GOVERNMENT MATTERS – THE “VISIBLE HAND” AND THE “INVISIBLE HAND” IN THE PERIPHERY
By Jorg Goldberg
[This article published in the fall of 2009 is translated abridged from the German on the Internet.]
“The rule of a privileged society of merchants is the worst of all governments for every country.” This old statement of Adam Smith, the father of liberalism, described the nature of the neoliberal development stage of capitalism. The crisis and the accompanying state interventionism of developed countries gave the lie that the “sleek” state and freedom of the market are central.

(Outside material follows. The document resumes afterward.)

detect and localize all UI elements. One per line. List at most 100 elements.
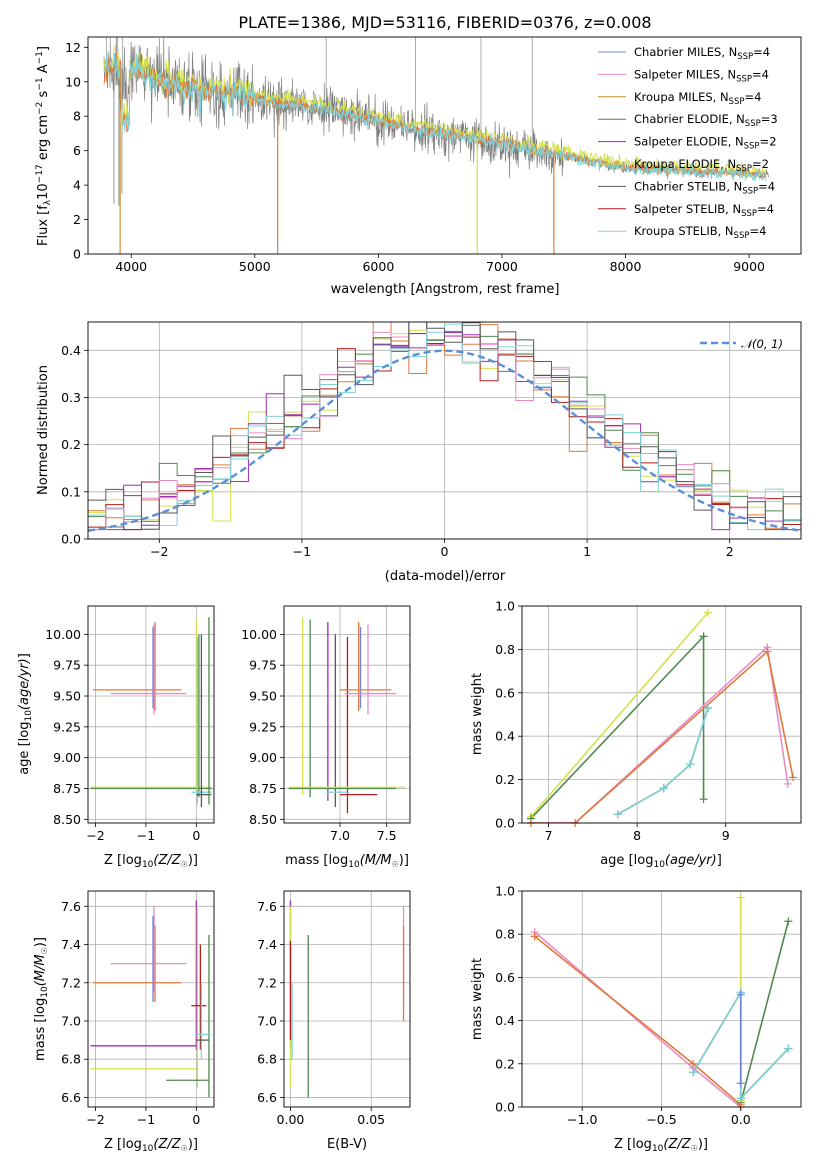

Globalized and oligopolized capitalism actually needs the state more than any other historical production method. What is described today as the neoliberal period is in reality the linkage of state and market, economy and politics. This is the attempt to organize public services like individual economic enterprises and adjusting them to the needs of “system-relevant” businesses (Goldberg 2009). This is also true for the development policy implemented by the international financing institutions as the current crisis makes clear. Considering the current economic recommendations, the blatantly unequal treatment of the industrial counties and several threshold countries on one side and the poor or heavily indebted transformation- and developing countries on the other side is striking. While the first group follows an anti-cyclical policy and accepts widening global imbalances, the second group is forced by conditions from the IFIs (international financial institutions) and resource shortage to a procyclical policy that deepens the crisis and expands poverty (United Nations 2009).

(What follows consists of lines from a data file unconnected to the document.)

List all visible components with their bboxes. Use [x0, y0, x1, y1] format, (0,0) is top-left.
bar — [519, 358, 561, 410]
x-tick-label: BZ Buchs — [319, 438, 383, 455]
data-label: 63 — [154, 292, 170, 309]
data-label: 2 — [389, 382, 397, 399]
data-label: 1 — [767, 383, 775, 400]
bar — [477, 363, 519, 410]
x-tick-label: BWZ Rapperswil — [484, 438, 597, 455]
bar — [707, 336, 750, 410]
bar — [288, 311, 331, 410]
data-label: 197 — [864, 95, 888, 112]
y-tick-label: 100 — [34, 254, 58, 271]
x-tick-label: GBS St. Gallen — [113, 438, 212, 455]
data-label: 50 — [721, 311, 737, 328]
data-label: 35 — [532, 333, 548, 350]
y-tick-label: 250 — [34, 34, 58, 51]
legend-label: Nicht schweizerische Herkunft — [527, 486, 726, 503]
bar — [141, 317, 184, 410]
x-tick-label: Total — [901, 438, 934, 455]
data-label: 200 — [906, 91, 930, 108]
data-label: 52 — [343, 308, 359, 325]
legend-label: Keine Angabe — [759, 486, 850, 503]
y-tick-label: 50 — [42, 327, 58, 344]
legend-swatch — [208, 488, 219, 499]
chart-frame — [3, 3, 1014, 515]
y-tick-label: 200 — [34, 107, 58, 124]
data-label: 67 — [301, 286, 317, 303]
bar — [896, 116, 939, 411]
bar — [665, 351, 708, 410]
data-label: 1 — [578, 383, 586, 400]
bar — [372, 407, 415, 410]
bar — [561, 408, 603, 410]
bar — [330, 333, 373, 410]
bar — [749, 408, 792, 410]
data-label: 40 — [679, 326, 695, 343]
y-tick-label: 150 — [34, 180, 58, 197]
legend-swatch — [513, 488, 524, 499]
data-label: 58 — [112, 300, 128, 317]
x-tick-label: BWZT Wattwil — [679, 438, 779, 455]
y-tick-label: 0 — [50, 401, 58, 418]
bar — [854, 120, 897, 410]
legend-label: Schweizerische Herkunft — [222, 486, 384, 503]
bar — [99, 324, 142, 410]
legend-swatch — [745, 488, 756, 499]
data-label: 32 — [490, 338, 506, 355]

STATE INTERVENTIONISM IN THENORTH – AUSTERITY POLICY IN THE SOUTH
Although the “Washington Consensus” dominating development policy arose as “the smallest common denominator of the Washington institutions (International Monetary Fund/ IMF and the World Bank),” the political consultants to Latin American countries up to 1989, are nothing but a poor imitation of the neoliberal mainstream of developed industrial countries. A chasm seems to be opening up for developing countries between what happens in industrial countries and the prescriptions for poor developing countries.